Why did the Federal Reserve begin raising interest rates after seven years of keeping them near zero?
In March 2015, the FOMC indicated in its postmeeting statement that it anticipated that it would be appropriate to raise the target range for the federal funds rate when it had seen further improvement in the labor market and was reasonably confident that inflation would move back to its 2 percent objective over the medium term. In December 2015, the Committee judged that both of those tests had been met. Given the outlook for the economy and the fact that it takes time for policy actions to affect future economic outcomes, the Committee decided to raise its target for policy interest rates. The Committee noted in its statement that monetary policy remains accommodative, thereby supporting further improvement in labor market conditions and a return to 2 percent inflation.

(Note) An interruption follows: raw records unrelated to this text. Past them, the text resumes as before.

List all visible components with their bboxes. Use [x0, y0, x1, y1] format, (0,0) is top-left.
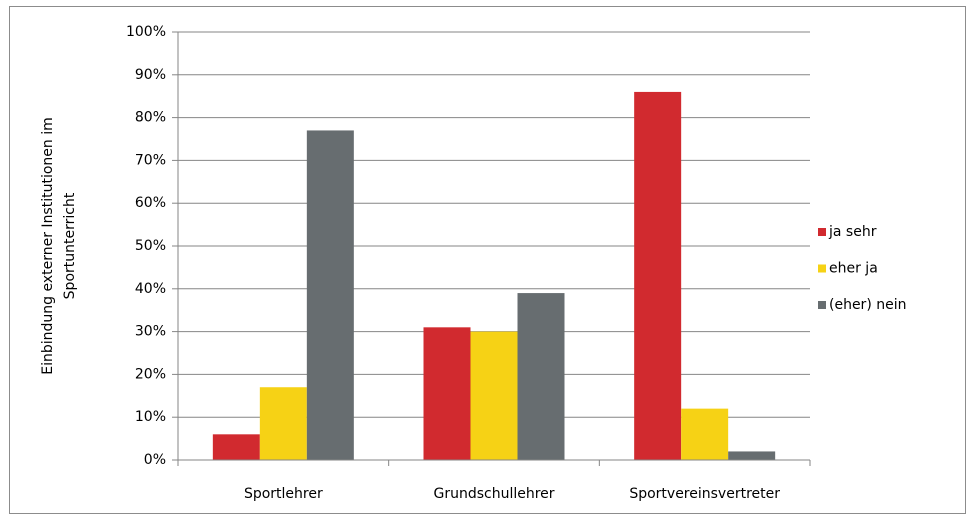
y-axis-label: Sportunterricht — [62, 192, 78, 299]
bar — [423, 327, 471, 460]
x-tick-label: Sportlehrer — [244, 486, 323, 502]
bar — [212, 434, 260, 460]
y-tick-label: 90% — [135, 67, 166, 83]
bar — [259, 387, 307, 460]
y-tick-label: 30% — [135, 324, 166, 340]
legend-label: (eher) nein — [829, 297, 906, 313]
bar — [681, 408, 729, 460]
y-axis-label: Einbindung externer Institutionen im — [40, 117, 56, 375]
y-tick-label: 100% — [126, 24, 166, 40]
y-tick-label: 40% — [135, 281, 166, 297]
x-tick-label: Sportvereinsvertreter — [629, 486, 780, 502]
y-tick-label: 20% — [135, 366, 166, 382]
bar — [634, 91, 682, 461]
y-tick-label: 0% — [144, 452, 166, 468]
legend-swatch — [818, 228, 826, 236]
y-tick-label: 50% — [135, 238, 166, 254]
y-tick-label: 70% — [135, 152, 166, 168]
legend-label: eher ja — [829, 261, 878, 277]
bar — [470, 331, 518, 460]
y-tick-label: 60% — [135, 195, 166, 211]
legend-label: ja sehr — [828, 224, 877, 240]
bar — [517, 293, 565, 460]
y-tick-label: 80% — [135, 110, 166, 126]
legend-swatch — [818, 301, 826, 309]
bar — [728, 451, 776, 460]
y-tick-label: 10% — [135, 409, 166, 425]
x-tick-label: Grundschullehrer — [433, 486, 554, 502]
bar — [306, 130, 354, 460]
legend-swatch — [818, 264, 826, 273]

The Federal Reserve pursues policy to promote the goals of maximum employment and stable prices set forth by the Congress in the Federal Reserve Act. During the global financial crisis, the FOMC cut short-term interest rates to nearly zero. To promote economic recovery, the FOMC then undertook a series of large-scale asset purchase programs and used its communications about the path of future policy rates (known as forward guidance). Since October 2009, the unemployment rate has fallen from its peak of 10 percent to 5 percent in November 2015. Inflation--as measured by the increase in the price index for personal consumption expenditures--has generally run somewhat below the FOMC's objective of 2 percent, averaging about 1-1/2 percent since the recession began in late 2007. Inflation was especially low in 2015, held down by declines in energy prices and in prices of non-energy imports. However, with the economy having strengthened considerably, the FOMC is reasonably confident that inflation will move back to 2 percent as energy and import prices stabilize and the economic expansion continues.